Hicks, who graduated from UCF last summer, says she tries to provide oversight to University House employees who sort mail, but the distractions of student housing constantly tear her away. “It’s hardly on the list of No. 1 priorities,” she says. “It’s not fair for us to have to do someone else’s job.”
She shares the frustration of residents over the parking arrangements, but says there’s nothing she can do since corporate offices in Dallas authorized the covered parking spots. She says students exacerbate the problem by inviting up to 15 visitors per apartment on any given night.
The towing incident began, she says, when a male resident became angry he’d been towed from a carport parking spot. So he parked his car with the message “University House sucks” in front of the complex’s model apartment and handed out fliers telling potential renters to spurn University House. That’s when Hicks decided to start towing. “They have the freedom to say what they want to say, but we don’t have to put up with that,” she says.

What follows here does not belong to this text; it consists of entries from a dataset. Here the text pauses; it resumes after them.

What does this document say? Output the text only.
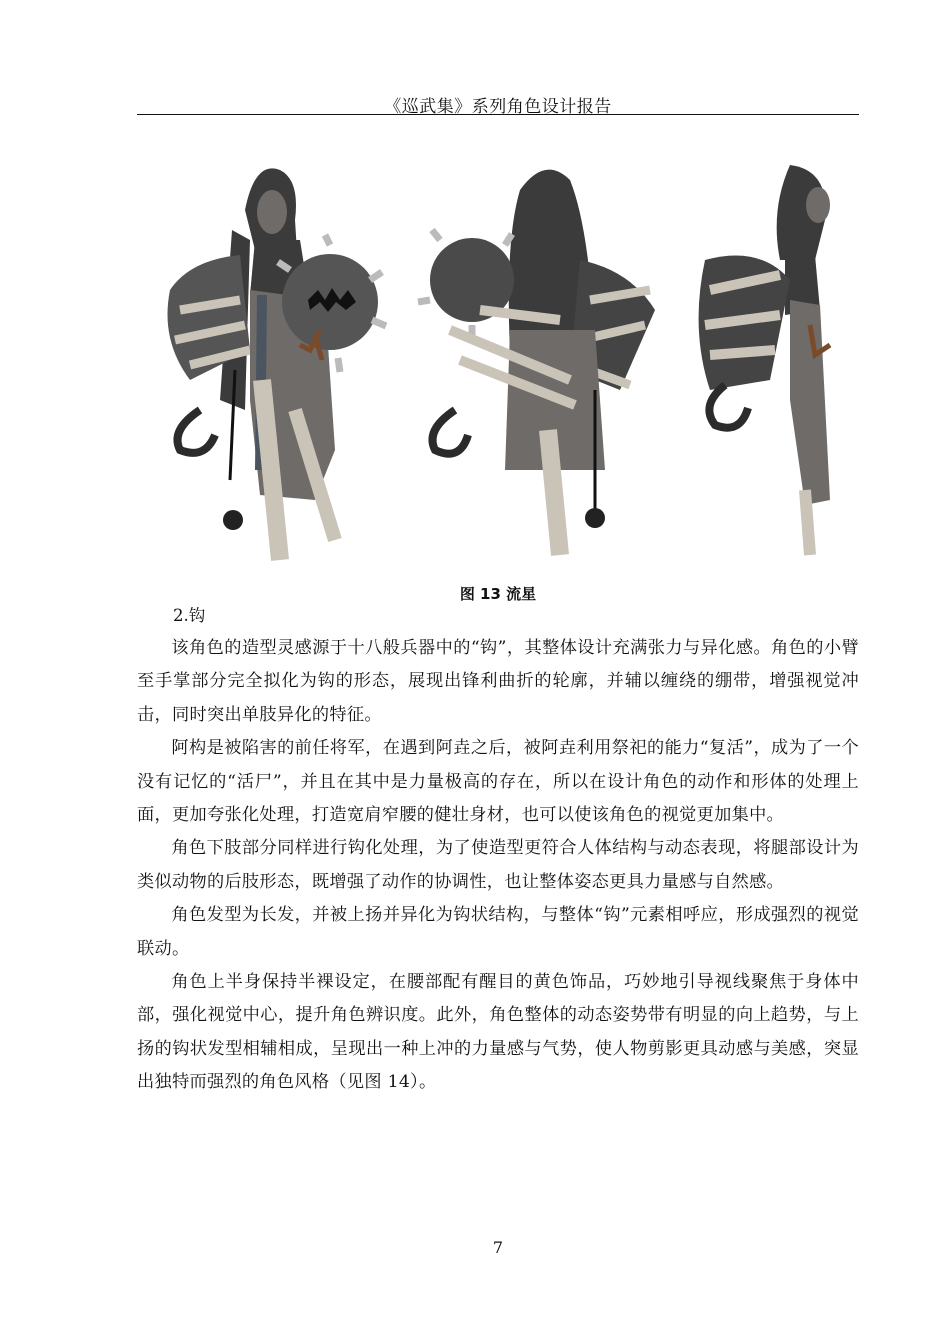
《巡武集》系列角色设计报告
图 13 流星
2.钩

该角色的造型灵感源于十八般兵器中的“钩”，其整体设计充满张力与异化感。角色的小臂至手掌部分完全拟化为钩的形态，展现出锋利曲折的轮廓，并辅以缠绕的绷带，增强视觉冲击，同时突出单肢异化的特征。

阿构是被陷害的前任将军，在遇到阿垚之后，被阿垚利用祭祀的能力“复活”，成为了一个没有记忆的“活尸”，并且在其中是力量极高的存在，所以在设计角色的动作和形体的处理上面，更加夸张化处理，打造宽肩窄腰的健壮身材，也可以使该角色的视觉更加集中。

角色下肢部分同样进行钩化处理，为了使造型更符合人体结构与动态表现，将腿部设计为类似动物的后肢形态，既增强了动作的协调性，也让整体姿态更具力量感与自然感。

角色发型为长发，并被上扬并异化为钩状结构，与整体“钩”元素相呼应，形成强烈的视觉联动。

角色上半身保持半裸设定，在腰部配有醒目的黄色饰品，巧妙地引导视线聚焦于身体中部，强化视觉中心，提升角色辨识度。此外，角色整体的动态姿势带有明显的向上趋势，与上扬的钩状发型相辅相成，呈现出一种上冲的力量感与气势，使人物剪影更具动感与美感，突显出独特而强烈的角色风格（见图 14）。

7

Hicks says students are often their own worst enemies, because of the tone they adopt when trying to reconcile differences. “Unfortunately, a lot of people are just coming out of their parents’ houses,” she says. “They talk to people however they want. They come at us screaming and cursing instead of handling things in a mature way.”
Berry, though, says it is University House management that is often reactionary, making excuses for what he considers poor service. That will change soon, he says. He’s already made plans to move into a house in the fall where he hopes to enjoy the simple basics of life. “I’m looking forward to getting a postman next year,” he says. “I’ll bake him cookies.”